Elected President in 2007, he promised to be an exciting, can-do leader, who would drag the old country into the 21st century while preserving the best of French national identity. Now, he leaves office as one of its most unpopular leaders since France switched to presidential politics 50 years ago.
Mr Sarkozy wanted to break the mould of French politics and French society. He wanted, as Margaret Thatcher did in Britain in the 1980s, to mess with the mind of France: to make the country more outward-looking, more confident and more entrepreneurial.
As recently as February, he invited Chancellor Angela Merkel to be his de facto running mate and argued that France should be more like Germany. He ended up fighting for political survival by aping the navel-gazing, ultra-nationalist language, themes, and tactics of the far-right National Front.

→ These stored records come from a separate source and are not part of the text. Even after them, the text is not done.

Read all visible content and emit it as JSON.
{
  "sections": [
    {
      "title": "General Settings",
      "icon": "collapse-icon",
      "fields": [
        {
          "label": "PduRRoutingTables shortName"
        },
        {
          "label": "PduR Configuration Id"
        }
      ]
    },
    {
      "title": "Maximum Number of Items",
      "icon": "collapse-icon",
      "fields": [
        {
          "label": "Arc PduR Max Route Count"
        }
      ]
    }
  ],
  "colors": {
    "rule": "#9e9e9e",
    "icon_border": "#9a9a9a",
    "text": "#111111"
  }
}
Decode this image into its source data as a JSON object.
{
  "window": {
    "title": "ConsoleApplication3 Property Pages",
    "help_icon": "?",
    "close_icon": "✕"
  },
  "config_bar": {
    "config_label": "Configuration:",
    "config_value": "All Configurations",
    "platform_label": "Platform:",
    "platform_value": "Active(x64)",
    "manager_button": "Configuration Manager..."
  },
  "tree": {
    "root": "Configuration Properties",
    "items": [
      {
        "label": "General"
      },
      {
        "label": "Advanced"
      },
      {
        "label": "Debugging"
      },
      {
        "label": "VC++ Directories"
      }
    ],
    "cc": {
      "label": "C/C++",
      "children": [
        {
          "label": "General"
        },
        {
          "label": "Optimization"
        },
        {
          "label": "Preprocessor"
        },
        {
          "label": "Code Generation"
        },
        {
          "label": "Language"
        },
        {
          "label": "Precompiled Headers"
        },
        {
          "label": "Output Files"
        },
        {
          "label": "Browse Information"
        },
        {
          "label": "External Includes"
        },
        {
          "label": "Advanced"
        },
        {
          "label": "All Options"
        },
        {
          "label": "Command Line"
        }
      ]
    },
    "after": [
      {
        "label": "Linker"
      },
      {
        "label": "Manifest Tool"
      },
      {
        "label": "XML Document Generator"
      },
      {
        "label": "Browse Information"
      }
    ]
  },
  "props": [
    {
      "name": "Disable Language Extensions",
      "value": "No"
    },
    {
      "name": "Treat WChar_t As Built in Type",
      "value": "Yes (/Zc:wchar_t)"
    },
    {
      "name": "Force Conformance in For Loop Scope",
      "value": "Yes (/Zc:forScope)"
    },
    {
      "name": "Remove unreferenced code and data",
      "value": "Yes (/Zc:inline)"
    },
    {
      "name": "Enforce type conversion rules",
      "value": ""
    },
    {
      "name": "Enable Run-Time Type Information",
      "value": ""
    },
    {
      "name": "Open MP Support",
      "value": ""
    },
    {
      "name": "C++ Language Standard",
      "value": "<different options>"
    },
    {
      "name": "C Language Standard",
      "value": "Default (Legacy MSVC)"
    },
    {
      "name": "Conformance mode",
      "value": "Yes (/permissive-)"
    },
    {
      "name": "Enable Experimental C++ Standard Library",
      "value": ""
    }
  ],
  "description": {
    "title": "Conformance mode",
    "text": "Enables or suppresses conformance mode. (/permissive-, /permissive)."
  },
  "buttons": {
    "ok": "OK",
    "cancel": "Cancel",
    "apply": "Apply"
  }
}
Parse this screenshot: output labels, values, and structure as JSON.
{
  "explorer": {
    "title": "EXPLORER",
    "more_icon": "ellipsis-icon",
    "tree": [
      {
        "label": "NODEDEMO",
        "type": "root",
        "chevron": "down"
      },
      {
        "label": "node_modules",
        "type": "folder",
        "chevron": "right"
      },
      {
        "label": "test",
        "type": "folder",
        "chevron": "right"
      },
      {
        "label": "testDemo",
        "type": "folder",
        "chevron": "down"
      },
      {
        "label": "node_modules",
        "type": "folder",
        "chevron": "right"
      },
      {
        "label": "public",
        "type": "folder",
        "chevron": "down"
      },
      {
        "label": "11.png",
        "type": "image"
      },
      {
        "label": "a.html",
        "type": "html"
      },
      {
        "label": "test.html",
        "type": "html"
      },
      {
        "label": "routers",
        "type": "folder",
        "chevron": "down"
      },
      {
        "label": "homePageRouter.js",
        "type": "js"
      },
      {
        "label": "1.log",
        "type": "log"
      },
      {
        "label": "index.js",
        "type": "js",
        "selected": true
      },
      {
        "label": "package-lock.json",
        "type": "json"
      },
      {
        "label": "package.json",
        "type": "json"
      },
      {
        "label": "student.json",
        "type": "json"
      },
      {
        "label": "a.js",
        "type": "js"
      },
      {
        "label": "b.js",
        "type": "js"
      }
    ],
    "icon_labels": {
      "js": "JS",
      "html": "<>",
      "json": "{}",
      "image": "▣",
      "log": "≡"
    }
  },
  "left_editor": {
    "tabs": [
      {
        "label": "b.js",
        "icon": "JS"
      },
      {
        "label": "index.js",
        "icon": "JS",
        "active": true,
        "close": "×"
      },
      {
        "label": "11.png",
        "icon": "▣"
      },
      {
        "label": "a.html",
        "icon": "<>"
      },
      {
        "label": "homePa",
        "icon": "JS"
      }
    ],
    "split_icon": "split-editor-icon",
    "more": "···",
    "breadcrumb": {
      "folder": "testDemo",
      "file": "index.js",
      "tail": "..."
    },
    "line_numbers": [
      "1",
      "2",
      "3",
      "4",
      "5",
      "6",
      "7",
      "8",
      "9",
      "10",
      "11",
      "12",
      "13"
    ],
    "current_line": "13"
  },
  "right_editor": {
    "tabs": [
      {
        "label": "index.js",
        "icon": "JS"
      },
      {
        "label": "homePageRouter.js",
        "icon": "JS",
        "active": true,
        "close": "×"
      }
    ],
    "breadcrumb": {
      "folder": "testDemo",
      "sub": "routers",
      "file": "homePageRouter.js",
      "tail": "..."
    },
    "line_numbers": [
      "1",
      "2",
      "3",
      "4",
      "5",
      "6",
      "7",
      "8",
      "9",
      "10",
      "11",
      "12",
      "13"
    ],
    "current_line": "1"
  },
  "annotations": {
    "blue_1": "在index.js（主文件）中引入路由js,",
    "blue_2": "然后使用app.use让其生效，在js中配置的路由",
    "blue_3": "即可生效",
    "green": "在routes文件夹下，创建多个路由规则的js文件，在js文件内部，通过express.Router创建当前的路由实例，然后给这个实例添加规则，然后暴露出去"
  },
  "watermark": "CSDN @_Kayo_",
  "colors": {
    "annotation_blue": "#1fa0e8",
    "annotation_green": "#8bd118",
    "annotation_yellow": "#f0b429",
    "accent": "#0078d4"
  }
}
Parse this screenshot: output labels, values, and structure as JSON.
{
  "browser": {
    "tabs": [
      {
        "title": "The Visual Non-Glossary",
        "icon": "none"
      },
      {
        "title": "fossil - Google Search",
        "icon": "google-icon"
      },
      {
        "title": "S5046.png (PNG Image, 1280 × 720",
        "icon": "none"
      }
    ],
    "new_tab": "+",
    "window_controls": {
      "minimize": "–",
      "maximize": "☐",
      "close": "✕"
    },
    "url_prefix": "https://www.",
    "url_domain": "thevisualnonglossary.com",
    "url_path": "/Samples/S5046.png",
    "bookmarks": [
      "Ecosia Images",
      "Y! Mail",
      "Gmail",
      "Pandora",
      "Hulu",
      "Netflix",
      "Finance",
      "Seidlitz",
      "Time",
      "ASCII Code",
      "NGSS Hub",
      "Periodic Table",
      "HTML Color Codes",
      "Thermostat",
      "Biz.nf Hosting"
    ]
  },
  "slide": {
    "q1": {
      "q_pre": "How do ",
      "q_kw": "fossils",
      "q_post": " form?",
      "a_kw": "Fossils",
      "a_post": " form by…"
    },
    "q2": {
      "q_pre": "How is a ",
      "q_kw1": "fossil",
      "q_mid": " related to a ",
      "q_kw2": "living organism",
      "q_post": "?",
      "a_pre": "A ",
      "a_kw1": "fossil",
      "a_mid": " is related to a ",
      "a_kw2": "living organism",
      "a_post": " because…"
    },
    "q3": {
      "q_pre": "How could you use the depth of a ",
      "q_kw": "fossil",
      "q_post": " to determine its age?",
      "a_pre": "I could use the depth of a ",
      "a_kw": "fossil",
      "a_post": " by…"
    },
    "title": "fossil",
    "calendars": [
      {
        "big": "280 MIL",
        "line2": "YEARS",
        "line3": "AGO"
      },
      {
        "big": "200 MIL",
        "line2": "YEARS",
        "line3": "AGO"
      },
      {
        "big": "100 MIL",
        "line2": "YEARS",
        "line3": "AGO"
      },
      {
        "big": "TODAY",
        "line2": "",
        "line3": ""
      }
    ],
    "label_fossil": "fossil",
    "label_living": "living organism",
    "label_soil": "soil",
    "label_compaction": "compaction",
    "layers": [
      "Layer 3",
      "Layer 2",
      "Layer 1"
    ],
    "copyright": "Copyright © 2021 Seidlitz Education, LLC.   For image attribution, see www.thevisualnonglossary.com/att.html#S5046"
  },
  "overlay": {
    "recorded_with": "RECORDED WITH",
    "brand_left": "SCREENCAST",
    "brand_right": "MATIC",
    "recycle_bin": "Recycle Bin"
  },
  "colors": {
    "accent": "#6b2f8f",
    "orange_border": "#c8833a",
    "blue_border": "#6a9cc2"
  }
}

Historians will decide whether the people of France defeated his plans to drag the country into the 21st century; or whether Mr Sarkozy – despite his flag-waving – proved to be a man who did not understand France and could not lead his country through a time of crisis and shifts in global economic power.
In one sense, Mr Sarkozy is just another victim of the financial crisis. He will also be seen as a victim of his attempts to shrink the sprawling French state. In truth, though his pension reform was courageous, his other attempted reforms were relatively modest.
But Mr Sarkozy's deep unpopularity began before the crisis. His poll ratings plunged from the high sixties (a new record) in the summer of 2007 to the high thirties (another record) in the spring of 2008. The intervening period was a blur of a divorce, a marriage to popstar Carla Bruni, and a string of incidents of unpresidential behaviour, such as fiddling with his mobile phone in the presence of the Pope and exchanging insults with members of the public.
Mr Sarkozy promised the French people that his presidency would be all about them; they rapidly concluded that it was mostly about him. There is another explanation for Mr Sarkozy's unpopularity. He ignored the basic rule of French presidential politics. He tried to be his own de facto prime minister.
French prime ministers are like medieval Lord Chamberlains – there to be hated. The President, shielded by the Prime Minister, traditionally enjoys an indulgence in the hearts of the people.
There were good Sarkozy moments: his leadership of the European Union in 2008; his co-leadership with David Cameron during the Libyan conflict.
But he leaves France weaker, more divided and more muddled than he found it. His disgraceful campaign in recent weeks – appealing to racial and religious tensions – may do lasting damage to French society and politics. His own centre-right party, the Union Pour un Mouvement Populaire, could divide between the moderates, who secretly detested Mr Sarkozy's campaign, and the populists, who adored it.
What will he do next? He may go back to his other career as a business lawyer. His specialism was advising French companies how to move factories abroad. In recent weeks, he has campaigned for French and European "economic nationalism". Consistency has never been one of Mr Sarkozy's obsessions.